'Midnight Run' sequel with Brett Ratner: Bad idea?
So Brett Ratner is plotting a sequel to Midnight Run. The beloved 1988 buddy comedy starring Robert De Niro and Charles Grodin is one of those perfect movies with a screenplay (by George Gallo) that is structurally flawless; a deep and inspired cast that includes Dennis Farina, Joe Pantoliano, and Yaphet Kotto; and lighting-in-a-bottle chemistry between the two leads, who play a bounty hunter (De Niro) tasked with tracking down the Duke, an embezzling accountant (Grodin) wanted by the feds and the mob. De Niro had played funny before — in Scorsese’s The King of Comedy — but his Jack Walsh was a revelation at the time. I’d go as far as to say that Jack Walsh — the uncorruptable ex-cop from Chicago who scrounges out a living on the road because he refused to go on a mobster’s payroll, who is just smart enough to keep ahead of trouble even when everything goes against him, who still wears the broken watch his ex-wife once gave him — is as endearing and enduring a character as the Academy Award winner has ever played. Once you learn about the Duke’s circumstance, you begin to hope he doesn’t reach the authorities, but you never stop rooting for Walsh to feel the sun’s rays on his back just once. That the film concludes with both men surviving with their souls intact, without feeling like a Hollywood cop-out, is an impressive achievement for which Gallo and the actors share credit.
So here’s where I’m supposed to condemn Tower Heist director Brett Ratner’s chutzpah and say to him those two words that Jack Walsh liked so much: “Shut the f— up!” But I won’t.

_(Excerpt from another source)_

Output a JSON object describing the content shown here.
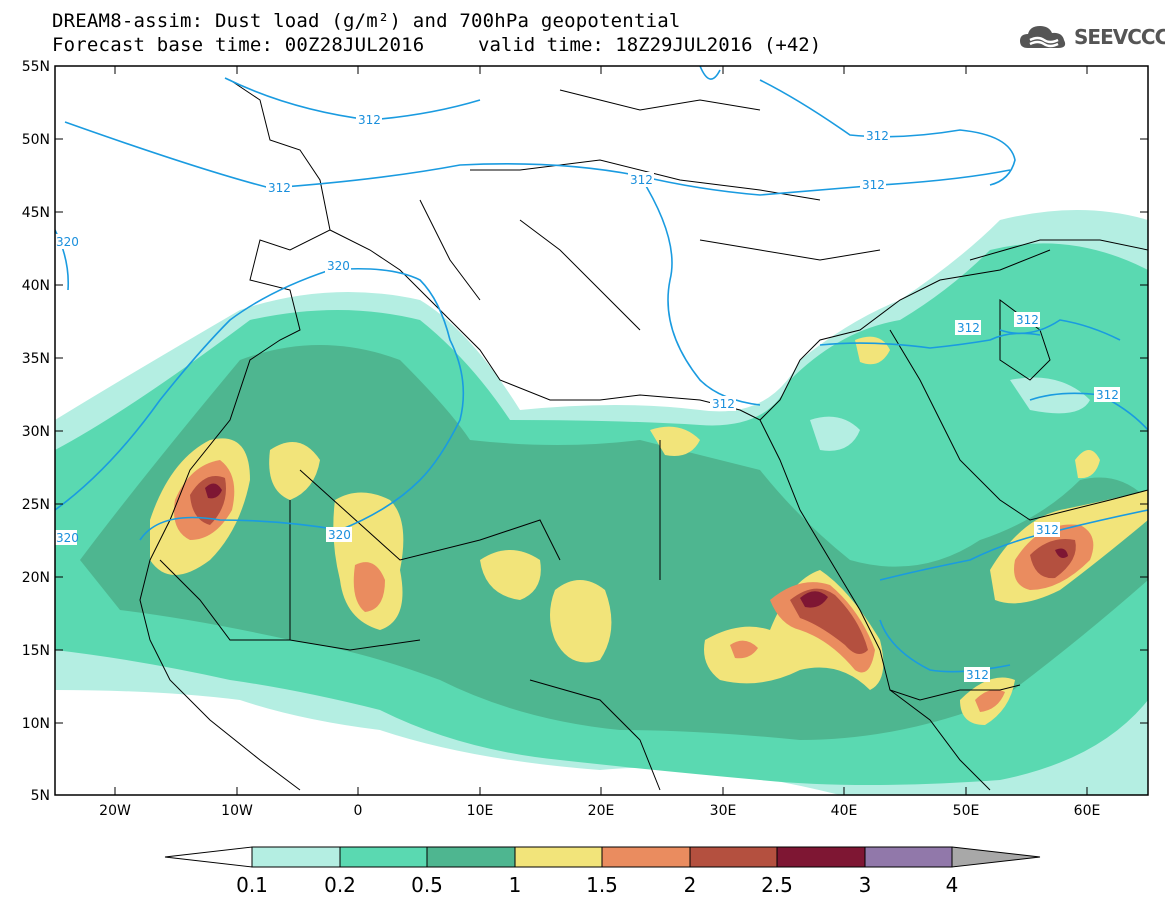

I can’t. I admit I do have some trepidation about a sequel, but I’m actually willing to risk a movie that fails to live up to the original, because, well… I simply want to see Jack and the Duke together again. De Niro’s production company is involved, and even though he’s 68 and Grodin is 77, I’d line up to see their characters butt heads again. Ratner could call it Grumpier Old Midnight Run, or whatever, and I’m still in. I even have the plot: Twenty-four years after Walsh helped the feds nab Chicago mobster Jimmy Serrano, the kingpin is finally getting out of jail. And his first order of business is to finish off what he started — kill the Duke, who’s since become a famous cable-TV finance personality on MSNBC. Throw in rival bounty hunter Marvin Dorfler (John Ashton), toss in Kotto’s feds, and sprinkle in Morons 1 and 2. Mix. Enjoy. I just described a film better than 80 percent of today’s action comedies.
Normally, I’m offended by the mere notion of a remake or sequel to a film that I feel such a personal connection to, a film that remains as entertaining today as the day it opened in theaters. But as perfect as the ending was to Midnight Run, I’m eager to take another road trip with those characters. They promised they’d meet up in the next life, but I want to see them order surf and turf. I want to see them attempt the litmus configuration. And I want to see some really really good looking chickens, because they don’t make those kind of movies any more.
Are you outraged by the idea of resurrecting these characters for an AARP adventure? Are you opposed to any sequel, or just one with Brett Ratner at the helm? I appreciate your concern, but “Make yourself a sandwich, drink a glass of milk… Do some f—in’ thing.” A sequel wouldn’t be an easy midnight run, but it would be worth the trouble.